A Agência Nacional de Transportes Terrestres (ANTT) destacou que as novas regras dos Código Identificador da Operação de Transporte (CIOT) estão em vigor. A medida passou a vigorar no final da tarde de ontem, 24 de maio, as 18hs. Essas regras ampliam o cadastramento das operações de transporte rodoviário remunerado de cargas e reforçando os mecanismos de rastreabilidade, fiscalização e verificação do Piso Mínimo de Frete.
Desde a publicação das novas regras, a ANTT passou a disponibilizar uma área específica em seu site, chamada de CIOT PARA TODOS, com documentos técnicos, orientações operacionais e perguntas frequentes sobre o novo modelo do código e suas regras.
Dentro dessa área foram reunidas informações fundamentais sobre integração sistêmica, regras operacionais, modalidades de transporte, emissão do código e responsabilidades dos envolvidos na contratação do frete. Veja mais detalhes https://www.gov.br/antt/pt-br/assuntos/cargas/ciot-para-todos-1.
A ANTT também reforça que a documentação técnica necessária para integração dos sistemas foi disponibilizada aproximadamente 30 dias antes da entrada em produção. Desde então, instituições homologadas e empresas do setor vêm realizando adequações e testes operacionais no ambiente disponibilizado pela Agência.

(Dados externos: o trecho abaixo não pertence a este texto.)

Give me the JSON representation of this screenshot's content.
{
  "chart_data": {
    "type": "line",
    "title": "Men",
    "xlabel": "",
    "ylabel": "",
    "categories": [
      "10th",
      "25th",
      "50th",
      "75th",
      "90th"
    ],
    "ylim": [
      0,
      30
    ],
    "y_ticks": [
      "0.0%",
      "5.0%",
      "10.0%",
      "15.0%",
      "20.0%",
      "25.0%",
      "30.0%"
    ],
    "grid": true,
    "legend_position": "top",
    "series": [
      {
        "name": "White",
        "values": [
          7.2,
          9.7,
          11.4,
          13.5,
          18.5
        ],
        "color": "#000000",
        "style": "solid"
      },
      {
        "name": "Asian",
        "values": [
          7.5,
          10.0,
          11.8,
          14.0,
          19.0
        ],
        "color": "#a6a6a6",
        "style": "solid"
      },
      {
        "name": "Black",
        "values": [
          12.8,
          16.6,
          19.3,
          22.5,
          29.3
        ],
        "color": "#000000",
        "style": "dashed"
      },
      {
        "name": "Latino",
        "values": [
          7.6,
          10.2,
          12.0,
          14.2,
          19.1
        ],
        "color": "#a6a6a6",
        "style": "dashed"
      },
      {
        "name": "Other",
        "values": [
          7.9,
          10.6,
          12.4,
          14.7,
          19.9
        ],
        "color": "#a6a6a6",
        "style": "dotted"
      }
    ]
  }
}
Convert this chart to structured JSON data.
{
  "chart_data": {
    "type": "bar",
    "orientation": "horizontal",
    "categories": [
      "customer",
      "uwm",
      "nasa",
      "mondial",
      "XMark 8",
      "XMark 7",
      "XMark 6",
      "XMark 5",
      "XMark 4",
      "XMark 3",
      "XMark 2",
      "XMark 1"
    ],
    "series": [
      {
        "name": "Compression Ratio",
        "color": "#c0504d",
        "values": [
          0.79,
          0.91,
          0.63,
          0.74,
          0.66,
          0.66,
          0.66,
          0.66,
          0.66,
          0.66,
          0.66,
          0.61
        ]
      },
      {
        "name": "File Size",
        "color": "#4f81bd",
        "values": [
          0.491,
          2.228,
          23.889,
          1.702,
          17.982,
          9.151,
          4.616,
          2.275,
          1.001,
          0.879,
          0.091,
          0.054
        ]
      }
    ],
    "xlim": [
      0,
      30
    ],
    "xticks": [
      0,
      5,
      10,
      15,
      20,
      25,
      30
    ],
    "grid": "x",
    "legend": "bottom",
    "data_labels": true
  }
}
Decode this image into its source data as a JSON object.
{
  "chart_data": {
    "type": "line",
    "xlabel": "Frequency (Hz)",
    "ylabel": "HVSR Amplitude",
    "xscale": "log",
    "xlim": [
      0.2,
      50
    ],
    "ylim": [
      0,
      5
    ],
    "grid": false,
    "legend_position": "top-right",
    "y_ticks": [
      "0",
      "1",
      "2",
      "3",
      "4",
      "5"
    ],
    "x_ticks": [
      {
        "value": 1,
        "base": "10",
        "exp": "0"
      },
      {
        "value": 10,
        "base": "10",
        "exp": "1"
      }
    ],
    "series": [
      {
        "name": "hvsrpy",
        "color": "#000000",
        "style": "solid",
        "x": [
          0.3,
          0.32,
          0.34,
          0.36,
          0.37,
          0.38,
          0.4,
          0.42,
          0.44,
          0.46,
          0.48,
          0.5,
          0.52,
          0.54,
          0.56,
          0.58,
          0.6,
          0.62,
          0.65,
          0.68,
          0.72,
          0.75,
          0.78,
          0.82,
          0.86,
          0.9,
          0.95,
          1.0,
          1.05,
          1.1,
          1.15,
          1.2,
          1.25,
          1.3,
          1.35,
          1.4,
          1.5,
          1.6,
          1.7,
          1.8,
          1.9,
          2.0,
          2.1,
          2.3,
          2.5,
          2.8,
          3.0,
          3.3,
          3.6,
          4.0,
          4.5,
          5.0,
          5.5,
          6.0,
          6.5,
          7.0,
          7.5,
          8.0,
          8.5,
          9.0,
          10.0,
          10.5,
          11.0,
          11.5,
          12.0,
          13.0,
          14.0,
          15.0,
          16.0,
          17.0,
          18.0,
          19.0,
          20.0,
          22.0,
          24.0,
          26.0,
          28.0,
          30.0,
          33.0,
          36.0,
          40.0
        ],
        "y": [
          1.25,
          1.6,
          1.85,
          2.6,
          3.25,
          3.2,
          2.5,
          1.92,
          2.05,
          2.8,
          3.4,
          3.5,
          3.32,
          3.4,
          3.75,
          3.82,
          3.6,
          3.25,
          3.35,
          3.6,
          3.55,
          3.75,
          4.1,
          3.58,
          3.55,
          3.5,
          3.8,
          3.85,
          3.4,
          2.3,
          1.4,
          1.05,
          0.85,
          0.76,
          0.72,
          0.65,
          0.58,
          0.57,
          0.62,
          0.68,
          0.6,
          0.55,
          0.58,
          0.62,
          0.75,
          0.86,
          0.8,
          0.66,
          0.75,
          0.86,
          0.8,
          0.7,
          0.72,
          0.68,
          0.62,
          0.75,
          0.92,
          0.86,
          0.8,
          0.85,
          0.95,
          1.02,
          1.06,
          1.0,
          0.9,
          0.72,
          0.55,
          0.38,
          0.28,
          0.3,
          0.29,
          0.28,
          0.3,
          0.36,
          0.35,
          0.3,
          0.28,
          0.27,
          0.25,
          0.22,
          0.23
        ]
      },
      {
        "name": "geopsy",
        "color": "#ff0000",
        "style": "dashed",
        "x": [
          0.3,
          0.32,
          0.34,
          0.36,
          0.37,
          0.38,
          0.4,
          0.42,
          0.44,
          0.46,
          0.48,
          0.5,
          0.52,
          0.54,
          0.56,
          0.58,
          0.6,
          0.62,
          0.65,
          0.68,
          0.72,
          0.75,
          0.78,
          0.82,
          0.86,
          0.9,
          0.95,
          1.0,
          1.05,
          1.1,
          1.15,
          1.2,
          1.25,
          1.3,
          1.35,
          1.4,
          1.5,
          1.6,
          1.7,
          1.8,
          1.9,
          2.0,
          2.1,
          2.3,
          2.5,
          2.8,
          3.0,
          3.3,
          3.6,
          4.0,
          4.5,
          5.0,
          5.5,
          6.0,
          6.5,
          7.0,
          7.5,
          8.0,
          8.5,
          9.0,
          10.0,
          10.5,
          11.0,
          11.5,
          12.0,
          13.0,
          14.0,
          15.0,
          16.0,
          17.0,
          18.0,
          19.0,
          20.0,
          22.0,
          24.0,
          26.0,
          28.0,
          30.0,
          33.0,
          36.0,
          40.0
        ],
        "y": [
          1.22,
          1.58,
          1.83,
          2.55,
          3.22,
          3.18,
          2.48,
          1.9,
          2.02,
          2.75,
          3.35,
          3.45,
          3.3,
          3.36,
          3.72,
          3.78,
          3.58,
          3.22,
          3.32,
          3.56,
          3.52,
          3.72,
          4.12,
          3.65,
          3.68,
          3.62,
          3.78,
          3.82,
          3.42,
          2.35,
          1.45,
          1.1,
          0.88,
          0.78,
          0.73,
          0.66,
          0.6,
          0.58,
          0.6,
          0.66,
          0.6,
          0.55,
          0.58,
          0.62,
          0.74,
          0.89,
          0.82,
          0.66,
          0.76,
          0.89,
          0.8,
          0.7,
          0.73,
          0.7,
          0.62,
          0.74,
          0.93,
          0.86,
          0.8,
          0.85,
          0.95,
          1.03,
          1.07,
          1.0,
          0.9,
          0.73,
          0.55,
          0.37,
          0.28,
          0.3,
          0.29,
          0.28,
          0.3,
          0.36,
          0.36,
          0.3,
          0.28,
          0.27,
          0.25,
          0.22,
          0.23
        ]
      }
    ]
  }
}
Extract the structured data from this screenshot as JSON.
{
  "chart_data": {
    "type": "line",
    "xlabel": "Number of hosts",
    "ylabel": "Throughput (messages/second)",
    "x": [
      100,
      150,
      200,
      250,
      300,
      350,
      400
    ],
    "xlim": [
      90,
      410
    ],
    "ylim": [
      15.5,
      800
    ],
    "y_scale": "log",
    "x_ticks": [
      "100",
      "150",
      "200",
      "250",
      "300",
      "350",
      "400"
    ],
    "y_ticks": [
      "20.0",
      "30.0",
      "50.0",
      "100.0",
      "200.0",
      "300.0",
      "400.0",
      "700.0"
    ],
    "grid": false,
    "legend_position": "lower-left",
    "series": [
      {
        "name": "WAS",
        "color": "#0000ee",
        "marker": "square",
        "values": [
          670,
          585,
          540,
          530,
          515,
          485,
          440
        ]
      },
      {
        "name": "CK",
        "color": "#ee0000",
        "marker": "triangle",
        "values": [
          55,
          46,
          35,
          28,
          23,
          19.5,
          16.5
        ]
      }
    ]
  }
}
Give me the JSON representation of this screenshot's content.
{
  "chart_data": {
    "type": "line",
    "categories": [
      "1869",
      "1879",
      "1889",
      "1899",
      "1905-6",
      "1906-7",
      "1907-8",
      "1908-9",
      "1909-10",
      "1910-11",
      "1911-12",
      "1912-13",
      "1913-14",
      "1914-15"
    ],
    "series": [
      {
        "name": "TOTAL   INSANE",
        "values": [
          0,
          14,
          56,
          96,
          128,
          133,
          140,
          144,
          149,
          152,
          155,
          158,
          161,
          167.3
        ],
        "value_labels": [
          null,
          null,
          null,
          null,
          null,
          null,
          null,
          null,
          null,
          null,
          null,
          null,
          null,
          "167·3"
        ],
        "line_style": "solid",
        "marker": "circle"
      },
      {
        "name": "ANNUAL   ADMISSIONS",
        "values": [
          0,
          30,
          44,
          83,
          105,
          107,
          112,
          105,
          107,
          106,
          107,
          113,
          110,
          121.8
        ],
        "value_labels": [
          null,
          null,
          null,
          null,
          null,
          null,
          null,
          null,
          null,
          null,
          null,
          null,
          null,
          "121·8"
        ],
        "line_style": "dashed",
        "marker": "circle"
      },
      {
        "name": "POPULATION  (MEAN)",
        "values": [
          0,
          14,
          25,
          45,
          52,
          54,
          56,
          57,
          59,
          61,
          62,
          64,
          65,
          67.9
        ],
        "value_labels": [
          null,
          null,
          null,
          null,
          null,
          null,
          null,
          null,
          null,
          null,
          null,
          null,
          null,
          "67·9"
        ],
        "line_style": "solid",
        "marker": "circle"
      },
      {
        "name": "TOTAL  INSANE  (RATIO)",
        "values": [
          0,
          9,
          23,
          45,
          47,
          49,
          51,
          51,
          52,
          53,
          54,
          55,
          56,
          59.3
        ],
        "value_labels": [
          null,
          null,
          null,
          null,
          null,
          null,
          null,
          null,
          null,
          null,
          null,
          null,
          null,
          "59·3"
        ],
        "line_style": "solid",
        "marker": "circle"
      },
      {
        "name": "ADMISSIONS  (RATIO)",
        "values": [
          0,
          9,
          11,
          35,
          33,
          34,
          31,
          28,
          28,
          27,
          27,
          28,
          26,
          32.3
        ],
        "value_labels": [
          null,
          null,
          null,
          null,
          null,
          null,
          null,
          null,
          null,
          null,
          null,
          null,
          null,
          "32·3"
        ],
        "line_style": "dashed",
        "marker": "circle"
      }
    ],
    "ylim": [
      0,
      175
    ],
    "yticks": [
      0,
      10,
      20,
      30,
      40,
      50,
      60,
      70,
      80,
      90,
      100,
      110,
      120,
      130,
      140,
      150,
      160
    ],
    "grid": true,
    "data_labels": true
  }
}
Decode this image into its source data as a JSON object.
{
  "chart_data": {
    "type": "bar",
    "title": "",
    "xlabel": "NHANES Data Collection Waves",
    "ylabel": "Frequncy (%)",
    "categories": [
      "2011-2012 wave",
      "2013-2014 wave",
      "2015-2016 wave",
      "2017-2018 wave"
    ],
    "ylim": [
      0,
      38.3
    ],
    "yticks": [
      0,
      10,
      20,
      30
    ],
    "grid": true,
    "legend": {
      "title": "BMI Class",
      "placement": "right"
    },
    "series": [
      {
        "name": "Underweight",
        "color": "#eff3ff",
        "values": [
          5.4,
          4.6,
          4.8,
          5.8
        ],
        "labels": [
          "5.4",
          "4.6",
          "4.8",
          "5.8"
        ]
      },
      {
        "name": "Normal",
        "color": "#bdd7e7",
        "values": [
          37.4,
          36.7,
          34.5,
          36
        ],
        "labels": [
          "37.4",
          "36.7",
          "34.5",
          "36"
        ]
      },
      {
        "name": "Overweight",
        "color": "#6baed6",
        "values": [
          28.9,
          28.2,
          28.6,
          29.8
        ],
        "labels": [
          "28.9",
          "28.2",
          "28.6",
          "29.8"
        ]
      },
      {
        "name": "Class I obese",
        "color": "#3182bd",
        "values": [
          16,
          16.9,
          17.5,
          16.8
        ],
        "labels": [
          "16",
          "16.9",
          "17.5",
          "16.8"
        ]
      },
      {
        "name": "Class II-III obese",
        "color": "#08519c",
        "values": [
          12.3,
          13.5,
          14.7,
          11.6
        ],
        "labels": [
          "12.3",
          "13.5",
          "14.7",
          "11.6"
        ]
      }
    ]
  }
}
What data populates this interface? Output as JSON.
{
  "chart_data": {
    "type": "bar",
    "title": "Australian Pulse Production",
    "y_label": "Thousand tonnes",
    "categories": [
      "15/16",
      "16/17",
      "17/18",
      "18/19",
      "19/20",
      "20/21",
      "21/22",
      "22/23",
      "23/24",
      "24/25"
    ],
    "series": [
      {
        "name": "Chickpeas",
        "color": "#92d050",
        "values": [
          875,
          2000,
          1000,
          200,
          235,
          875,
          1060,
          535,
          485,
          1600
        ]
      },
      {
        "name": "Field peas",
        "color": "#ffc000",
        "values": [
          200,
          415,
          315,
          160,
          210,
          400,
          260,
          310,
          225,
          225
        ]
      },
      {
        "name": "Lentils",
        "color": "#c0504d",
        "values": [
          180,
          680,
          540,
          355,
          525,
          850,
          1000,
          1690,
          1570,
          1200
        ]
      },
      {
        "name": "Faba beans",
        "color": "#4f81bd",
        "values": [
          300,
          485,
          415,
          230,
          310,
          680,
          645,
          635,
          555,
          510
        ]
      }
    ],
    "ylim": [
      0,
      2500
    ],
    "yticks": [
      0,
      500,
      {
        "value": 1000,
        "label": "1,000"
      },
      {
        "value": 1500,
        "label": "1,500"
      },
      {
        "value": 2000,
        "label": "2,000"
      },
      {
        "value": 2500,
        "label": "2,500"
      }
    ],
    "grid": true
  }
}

As Instituições de Pagamento (IPs) já homologadas estão aptas a operar o novo modelo, e empresas transportadoras também iniciaram testes de integração junto à ferramenta API de integração dos sistemas, disponibilizada pela ANTT.
O Código Identificador da Operação de Transporte – CIOT é um código único, que é utilizado para identificar cada operação de transporte rodoviário remunerado de cargas registrada perante a ANTT.
Na prática, o código funciona como um registro eletrônico da operação, reunindo informações como:
- contratante do frete;
- transportador responsável;
- veículos utilizados;
- origem e destino da carga;
- valor do frete;
- tipo da operação de transporte.
Quando a operação de transporte é iniciada, um código exclusivo é gerado, permitindo maior rastreabilidade e acompanhamento das informações declaradas, garantindo também que o transportador autônomo receba a remuneração de acordo com o piso mínimo do frete.
O que muda com as novas regras?
Com a entrada em vigor das novas regras, o CIOT passa a ser obrigatório para todas as operações de transporte remunerado de cargas, com exceção de operações envolvendo veículos não emplacados e transporte de cargas especiais, conforme previsto na regulamentação.
O novo modelo também amplia os mecanismos de validação das informações declaradas, incluindo a conferência do Piso Mínimo de Frete nas operações em que a regra se aplica.
As novas regras estão fundamentadas na Medida Provisória nº 1.343/2026, na Resolução ANTT nº 6.078/2026 e na Portaria SUROC nº 6/2026, que estabeleceram os procedimentos operacionais e as validações sistêmicas aplicáveis à geração, retificação, cancelamento e encerramento do CIOT.